There are a huge number of ways of doing this. These will require the use of a shader and I am presuming that you are already doing per-pixel lighting. The following are some suggestions, however finding the technique that's right for you might take a lot more research.
Quick and Dirty
You can specify bounding boxes which define interior areas. If the light is outside the boxes, but the geometry (which is not in shadow) is inside the box, then the light must have been affected by passing through a window (this is also true if the geometry is outside the box and the light is inside). The only issue here is how to pass the box information to the shader and how state the effect on the light.
Another option is to specify windows as objects lying on planes. First test to see if the geometry and the light are on opposite sides of the plane and then if the way between them intersects the plane at a point within the boundaries of the window. This would be more accurate than the first method and it would be easier to have windows into the same interiors with different colors of glass.
Keep getting more detailed with the geometric representation of the windows and you will get more accurate results, but the computation will also get heavier.
These techniques would work reasonably well for a corridor shooter, but not so well for a dynamic or open world as a lot of tweaking would probably be required to get it looking right without too many artifacts. Also, these techniques could quickly become a little intense, so moving to a deferred shading pipeline would be advised.
Another option is to do something similar to shadow mapping.

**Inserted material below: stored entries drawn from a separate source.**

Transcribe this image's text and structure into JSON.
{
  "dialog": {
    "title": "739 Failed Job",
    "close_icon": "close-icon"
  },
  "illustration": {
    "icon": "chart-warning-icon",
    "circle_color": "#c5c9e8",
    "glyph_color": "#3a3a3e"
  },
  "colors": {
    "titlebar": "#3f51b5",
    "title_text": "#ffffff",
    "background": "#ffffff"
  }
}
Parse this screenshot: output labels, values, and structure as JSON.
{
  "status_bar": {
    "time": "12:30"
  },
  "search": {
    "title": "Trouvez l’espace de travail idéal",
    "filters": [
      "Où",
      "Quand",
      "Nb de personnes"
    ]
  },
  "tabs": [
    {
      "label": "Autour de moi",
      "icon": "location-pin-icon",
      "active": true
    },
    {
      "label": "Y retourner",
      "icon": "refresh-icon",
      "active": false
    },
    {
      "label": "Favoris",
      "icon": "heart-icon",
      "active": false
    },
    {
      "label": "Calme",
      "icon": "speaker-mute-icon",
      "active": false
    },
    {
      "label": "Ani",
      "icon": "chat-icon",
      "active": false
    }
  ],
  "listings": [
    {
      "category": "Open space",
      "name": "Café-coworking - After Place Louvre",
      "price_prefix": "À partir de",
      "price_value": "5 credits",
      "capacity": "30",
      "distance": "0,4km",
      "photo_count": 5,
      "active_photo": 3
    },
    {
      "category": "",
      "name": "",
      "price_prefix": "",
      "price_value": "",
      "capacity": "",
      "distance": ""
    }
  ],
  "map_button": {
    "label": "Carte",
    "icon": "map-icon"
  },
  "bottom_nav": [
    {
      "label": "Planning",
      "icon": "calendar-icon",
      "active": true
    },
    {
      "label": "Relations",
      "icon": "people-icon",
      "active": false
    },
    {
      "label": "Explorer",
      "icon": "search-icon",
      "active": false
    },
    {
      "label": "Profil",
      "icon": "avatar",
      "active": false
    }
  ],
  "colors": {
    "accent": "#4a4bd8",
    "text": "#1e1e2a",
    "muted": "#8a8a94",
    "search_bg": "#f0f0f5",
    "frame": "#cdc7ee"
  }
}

In shadow mapping you generate some bitmap image of the world affected by a light. Each pixel, while still a color, is actually the distance of the nearest piece of non-transparent geometry (you use the four bytes for 1 float instead of 4 colours). If you calculate the distance from the light to a piece of geometry and it's further than the corresponding value in the shadow map then your piece of geometry is in shadow (you generally use the ray between the geometry and the light to index the map).
If you apply this idea to your problem then what you would do is store a map of the distance from the light of the nearest piece of transparent geometry, and then also make a second map of the color of the light after passing through that geometry (simply the color of the geometry if the light is white).
If your piece of geometry is further away than the distance in this map, then use the map color, if it's not then use the original light color.
The function for calculating the color for each pixel in the map should roughly be; lightColor - invertedWindowColor. So for a pure white light and a pure red window which absorbs none of the red spectrum we get; (255,255,255) - (0,255,255) = (255,0,0). So the color of light on the other side is pure red. For a more complex transparent object, such as a stained glass window, you might want to have a texture lookup to get the material color.
If you are looking for something similar then check out Reflective Shadow Maps.
This technique offers a great amount of fidelity and would possibly be the best if you wish to use complex transparent geometry such as stained glass windows.
Attempting a General Solution
It has recently become popular to encode lighting information in a voxel representation (they're not just for geometry). The latest crytek engine uses this kind of stratagy for advanced lighting (light propagation volumes).
Here is the general idea:
- Create a map of evenly spaced cubes which encompasses your scene (consider using z-order curves).
- Find a way of storing incident lighting information for each voxel (spherical harmonic representations are useful here).
- Find the voxel containing a light and represent that light in the voxel.
- Propagate the light outwards through the adjacent voxels (kind of like minecraft water)
- Calculate how the geometry in each voxel will affect the light passing through it (absorb, reflect, transmit)
- repeat until the light has faded
There are many ways of building this voxel information, but the list above gives a general idea. For example; you can start by generating shadow maps/volumes and then projecting that information into the voxel map so you can quickly make the map of direct lighting. Then you start the propagation from the voxels along the edge of the affected area. Keep in mine that, in this case, you will want to ignore whether geometry is transparent or not when generating the shadow map/volume.
In the final pass of a deferred renderer, when calculating the illumination of a point of geometry you simply use the geometry position to index your voxel map to find out what the incident lighting is like at that point in space. Then you can build a screen map of incident lighting cpu side, or possibly do this with cuda.